Quick Morning Recording Session

Unlike many, I love early mornings. As some of you know, I’m in the gym before 5AM. When I get home, I eat, clean up and I’ll sometimes hit the studio for a bit. Most of the time it’s just a 5 or 10 minute practice session. But this morning I was able to fit in a quick morning recording session.

At the current time I have a corporate day-job, so unfortunately I don’t have the luxury quite yet to spend my entire day in the studio creating music. That being said, my morning’s are sometimes rushed as I’m trying to fit in some important tasks. Between the gym and working on a little music, I’ve done a half-day’s work before I get to the office.

Writing & Recording New Music

I probably should have named this blog ‘Quick Morning Songwriting Session.’ I wrote the rhythm guitar tracks for the 13th song for a new album I’m working on. When I write new music, I’m usually recording that riff as I write it. So writing and recording music are one in the same for me.

Of course these were the rough draft, first-take guitar tracks. I’ll go back and re-record these later (hopefully tomorrow). Rarely do I nail it the first time. In fact, I typically record my initial guitar tracks in pieces. I may have a particular riff in my head so I’ll play and record that part. Then I’ll go back and record another part, and so on.

Preliminary Writing & Recording Steps

I want to now share the first few steps for my own writing and recording process for you. This is the typical way I work in the studio. I’m not covering the recording process for an entire song. These are just the preliminary steps I use when I start to write and record new music.

† Song idea – This typically starts with a riff in my head, as I described above. I’ll start playing and see what comes out.

† Open studio session – Sometimes this is the first step because I normally play through my amp/effects plugins (right now i’m using Positive Grid’s BIAS FX), which is through my studio software, Persons Studio One.

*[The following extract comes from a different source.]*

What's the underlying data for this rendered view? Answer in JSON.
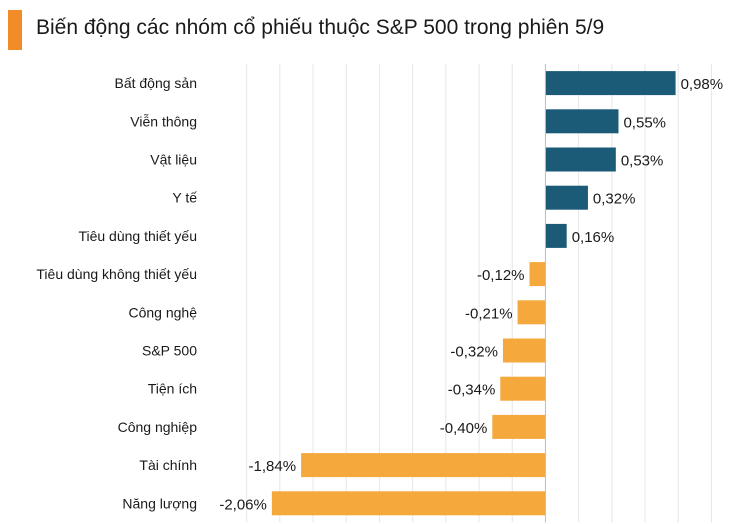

† Drum track/loop – Once I’m playing the riff and feel comfortable with it actually becoming something, I’ll insert a drum track and find a loop that fits the riff (I’m using Toontrack’s EZ Drummer for this). I’ll copy that one loop for a few minutes of play-time. This step isn’t a must but since I’m a solo artist, it works best for me. And it’s better than playing to a click track.

† Start recording – At this point I’ll start recording the first guitar track. The writing process has begun.

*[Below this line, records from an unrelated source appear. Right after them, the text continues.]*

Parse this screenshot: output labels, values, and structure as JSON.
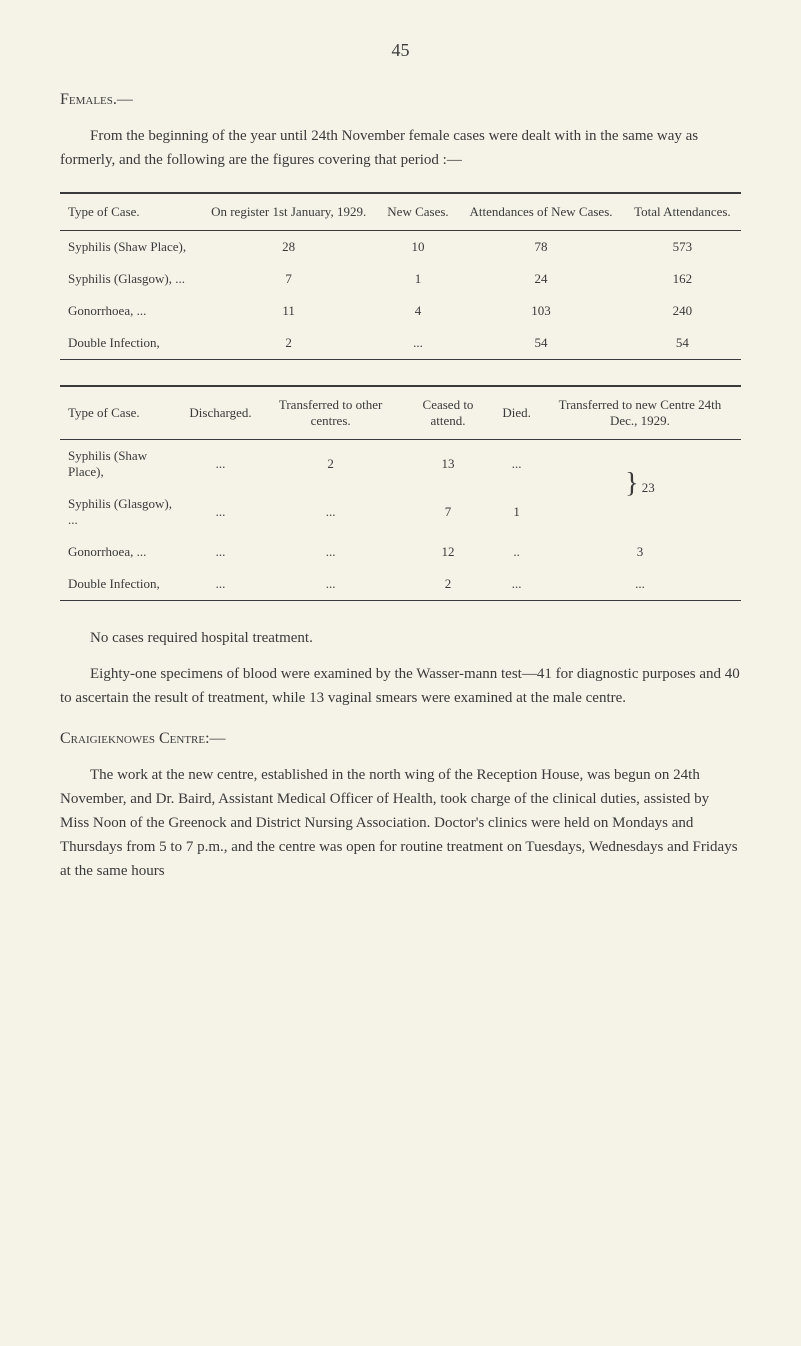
{
  "page_number": "45",
  "heading1": "Females.—",
  "intro_para": "From the beginning of the year until 24th November female cases were dealt with in the same way as formerly, and the following are the figures covering that period :—",
  "table1": {
    "headers": [
      "Type of Case.",
      "On register 1st January, 1929.",
      "New Cases.",
      "Attendances of New Cases.",
      "Total Attendances."
    ],
    "rows": [
      [
        "Syphilis (Shaw Place),",
        "28",
        "10",
        "78",
        "573"
      ],
      [
        "Syphilis (Glasgow), ...",
        "7",
        "1",
        "24",
        "162"
      ],
      [
        "Gonorrhoea, ...",
        "11",
        "4",
        "103",
        "240"
      ],
      [
        "Double Infection,",
        "2",
        "...",
        "54",
        "54"
      ]
    ]
  },
  "table2": {
    "headers": [
      "Type of Case.",
      "Discharged.",
      "Transferred to other centres.",
      "Ceased to attend.",
      "Died.",
      "Transferred to new Centre 24th Dec., 1929."
    ],
    "rows": [
      [
        "Syphilis (Shaw Place),",
        "...",
        "2",
        "13",
        "...",
        ""
      ],
      [
        "Syphilis (Glasgow), ...",
        "...",
        "...",
        "7",
        "1",
        "23"
      ],
      [
        "Gonorrhoea, ...",
        "...",
        "...",
        "12",
        "..",
        "3"
      ],
      [
        "Double Infection,",
        "...",
        "...",
        "2",
        "...",
        "..."
      ]
    ],
    "bracket_value": "23"
  },
  "closing_para1": "No cases required hospital treatment.",
  "closing_para2": "Eighty-one specimens of blood were examined by the Wasser-mann test—41 for diagnostic purposes and 40 to ascertain the result of treatment, while 13 vaginal smears were examined at the male centre.",
  "heading2": "Craigieknowes Centre:—",
  "closing_para3": "The work at the new centre, established in the north wing of the Reception House, was begun on 24th November, and Dr. Baird, Assistant Medical Officer of Health, took charge of the clinical duties, assisted by Miss Noon of the Greenock and District Nursing Association. Doctor's clinics were held on Mondays and Thursdays from 5 to 7 p.m., and the centre was open for routine treatment on Tuesdays, Wednesdays and Fridays at the same hours"
}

This process can be a but lengthy, writing the first guitar track. Sometimes that initial riff idea is only a small piece of the song. So I will expand on that, and that part can take time. There are moments when I’ll write the entire song all the way through (in regards to the initial guitar part). And there are other times where I’ll write just a few pieces to the song and come back to it.

Jason Stallworth - Metal Music Studio Recording

Foundation of the Song

Once I have the guitar part laid down I’ll go back and record the second guitar track. Many of you know that I generally record two rhythm guitar tracks for most of my songs. And often times I’ll add some harmonizing guitar riffs with that second track if the song calls for it.

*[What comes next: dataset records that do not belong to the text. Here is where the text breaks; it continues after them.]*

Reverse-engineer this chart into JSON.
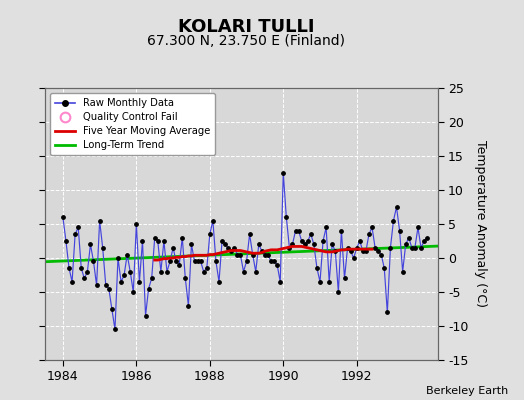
{
  "title": "KOLARI TULLI",
  "subtitle": "67.300 N, 23.750 E (Finland)",
  "ylabel": "Temperature Anomaly (°C)",
  "credit": "Berkeley Earth",
  "xlim": [
    1983.5,
    1994.2
  ],
  "ylim": [
    -15,
    25
  ],
  "yticks": [
    -15,
    -10,
    -5,
    0,
    5,
    10,
    15,
    20,
    25
  ],
  "xticks": [
    1984,
    1986,
    1988,
    1990,
    1992
  ],
  "bg_color": "#e0e0e0",
  "plot_bg_color": "#d8d8d8",
  "title_fontsize": 13,
  "subtitle_fontsize": 10,
  "raw_color": "#4444dd",
  "raw_marker_color": "#000000",
  "moving_avg_color": "#dd0000",
  "trend_color": "#00bb00",
  "raw_data_x": [
    1984.0,
    1984.083,
    1984.167,
    1984.25,
    1984.333,
    1984.417,
    1984.5,
    1984.583,
    1984.667,
    1984.75,
    1984.833,
    1984.917,
    1985.0,
    1985.083,
    1985.167,
    1985.25,
    1985.333,
    1985.417,
    1985.5,
    1985.583,
    1985.667,
    1985.75,
    1985.833,
    1985.917,
    1986.0,
    1986.083,
    1986.167,
    1986.25,
    1986.333,
    1986.417,
    1986.5,
    1986.583,
    1986.667,
    1986.75,
    1986.833,
    1986.917,
    1987.0,
    1987.083,
    1987.167,
    1987.25,
    1987.333,
    1987.417,
    1987.5,
    1987.583,
    1987.667,
    1987.75,
    1987.833,
    1987.917,
    1988.0,
    1988.083,
    1988.167,
    1988.25,
    1988.333,
    1988.417,
    1988.5,
    1988.583,
    1988.667,
    1988.75,
    1988.833,
    1988.917,
    1989.0,
    1989.083,
    1989.167,
    1989.25,
    1989.333,
    1989.417,
    1989.5,
    1989.583,
    1989.667,
    1989.75,
    1989.833,
    1989.917,
    1990.0,
    1990.083,
    1990.167,
    1990.25,
    1990.333,
    1990.417,
    1990.5,
    1990.583,
    1990.667,
    1990.75,
    1990.833,
    1990.917,
    1991.0,
    1991.083,
    1991.167,
    1991.25,
    1991.333,
    1991.417,
    1991.5,
    1991.583,
    1991.667,
    1991.75,
    1991.833,
    1991.917,
    1992.0,
    1992.083,
    1992.167,
    1992.25,
    1992.333,
    1992.417,
    1992.5,
    1992.583,
    1992.667,
    1992.75,
    1992.833,
    1992.917,
    1993.0,
    1993.083,
    1993.167,
    1993.25,
    1993.333,
    1993.417,
    1993.5,
    1993.583,
    1993.667,
    1993.75,
    1993.833,
    1993.917
  ],
  "raw_data_y": [
    6.0,
    2.5,
    -1.5,
    -3.5,
    3.5,
    4.5,
    -1.5,
    -3.0,
    -2.0,
    2.0,
    -0.5,
    -4.0,
    5.5,
    1.5,
    -4.0,
    -4.5,
    -7.5,
    -10.5,
    0.0,
    -3.5,
    -2.5,
    0.5,
    -2.0,
    -5.0,
    5.0,
    -3.5,
    2.5,
    -8.5,
    -4.5,
    -3.0,
    3.0,
    2.5,
    -2.0,
    2.5,
    -2.0,
    -0.5,
    1.5,
    -0.5,
    -1.0,
    3.0,
    -3.0,
    -7.0,
    2.0,
    -0.5,
    -0.5,
    -0.5,
    -2.0,
    -1.5,
    3.5,
    5.5,
    -0.5,
    -3.5,
    2.5,
    2.0,
    1.5,
    1.0,
    1.5,
    0.5,
    0.5,
    -2.0,
    -0.5,
    3.5,
    0.5,
    -2.0,
    2.0,
    1.0,
    0.5,
    0.5,
    -0.5,
    -0.5,
    -1.0,
    -3.5,
    12.5,
    6.0,
    1.5,
    2.0,
    4.0,
    4.0,
    2.5,
    2.0,
    2.5,
    3.5,
    2.0,
    -1.5,
    -3.5,
    2.5,
    4.5,
    -3.5,
    2.0,
    1.0,
    -5.0,
    4.0,
    -3.0,
    1.5,
    1.0,
    0.0,
    1.5,
    2.5,
    1.0,
    1.0,
    3.5,
    4.5,
    1.5,
    1.0,
    0.5,
    -1.5,
    -8.0,
    1.5,
    5.5,
    7.5,
    4.0,
    -2.0,
    2.0,
    3.0,
    1.5,
    1.5,
    4.5,
    1.5,
    2.5,
    3.0
  ],
  "moving_avg_x": [
    1986.5,
    1986.583,
    1986.667,
    1986.75,
    1986.833,
    1986.917,
    1987.0,
    1987.083,
    1987.167,
    1987.25,
    1987.333,
    1987.417,
    1987.5,
    1987.583,
    1987.667,
    1987.75,
    1987.833,
    1987.917,
    1988.0,
    1988.083,
    1988.167,
    1988.25,
    1988.333,
    1988.417,
    1988.5,
    1988.583,
    1988.667,
    1988.75,
    1988.833,
    1988.917,
    1989.0,
    1989.083,
    1989.167,
    1989.25,
    1989.333,
    1989.417,
    1989.5,
    1989.583,
    1989.667,
    1989.75,
    1989.833,
    1989.917,
    1990.0,
    1990.083,
    1990.167,
    1990.25,
    1990.333,
    1990.417,
    1990.5,
    1990.583,
    1990.667,
    1990.75,
    1990.833,
    1990.917,
    1991.0,
    1991.083,
    1991.167,
    1991.25,
    1991.333,
    1991.417,
    1991.5,
    1991.583,
    1991.667,
    1991.75,
    1991.833,
    1991.917,
    1992.0,
    1992.083,
    1992.167,
    1992.25,
    1992.333,
    1992.417
  ],
  "moving_avg_y": [
    -0.3,
    -0.3,
    -0.2,
    -0.1,
    -0.1,
    0.0,
    0.0,
    0.1,
    0.1,
    0.2,
    0.2,
    0.3,
    0.3,
    0.4,
    0.4,
    0.4,
    0.4,
    0.4,
    0.5,
    0.5,
    0.6,
    0.7,
    0.8,
    0.9,
    1.0,
    1.1,
    1.1,
    1.1,
    1.1,
    1.0,
    0.9,
    0.8,
    0.7,
    0.7,
    0.7,
    0.8,
    1.0,
    1.1,
    1.2,
    1.2,
    1.2,
    1.3,
    1.4,
    1.5,
    1.6,
    1.7,
    1.7,
    1.7,
    1.7,
    1.6,
    1.5,
    1.4,
    1.3,
    1.2,
    1.1,
    1.0,
    0.9,
    0.9,
    0.9,
    1.0,
    1.1,
    1.2,
    1.2,
    1.3,
    1.3,
    1.3,
    1.3,
    1.3,
    1.3,
    1.3,
    1.3,
    1.3
  ],
  "trend_x": [
    1983.5,
    1994.2
  ],
  "trend_y": [
    -0.55,
    1.75
  ]
}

The guitar tracks are the foundation of my music. That’s my first and main instrument, and of course I’m a metal musician. So the rhythm guitar tracks are the first tracks that are done all the way through before I start working on anything else.

When the guitars are recorded I’ll add a bass guitar track. Although I’m not a true bass player, I do enjoy this part of recording. I’m experimenting with different bass lines lately and trying not to have the bass follow every note of the guitars. I’m doing some different bass lines and, well, learning to play bass more like a bass player rather than a guitar player.

The drums are a pain point for me. I’m currently using software and I’ve used pre-recorded drum loops in the past. Ideally, I would like to have a drummer readily available. I do plan to have a real drummer for some future albums and projects. But for the preliminary writing and recording process, I’m using software.

What Type of Album am I Recording?

I’m working on a followup album to my most recent album, Heavy Metal Workout. This series is obviously geared towards metal workout music and I’m hoping that I’m the prime owner of this very small sub-genre of metal. I’ve been talking about this for the past couple of months. This album is faster and more aggressive than anything I’ve ever done. The guitar parts are more challenging and have a death metal feel to them. I’m calling it Extreme Metal Workout.

I mentioned above that I wrote the rhythms for the 13th track for this new album. This will be the final song so once I polish these tracks up, the rhythm guitar parts for the entire album will be complete (and the same for the bass tracks once I lay it down for this song). I imagine that I will spend a lot of time of the lead guitar tracks. I plan to add some harmonizing leads as well. As far as drums, I’m still uncertain and toying with the idea of hiring a metal drummer for this album. I will certainly keep you posted.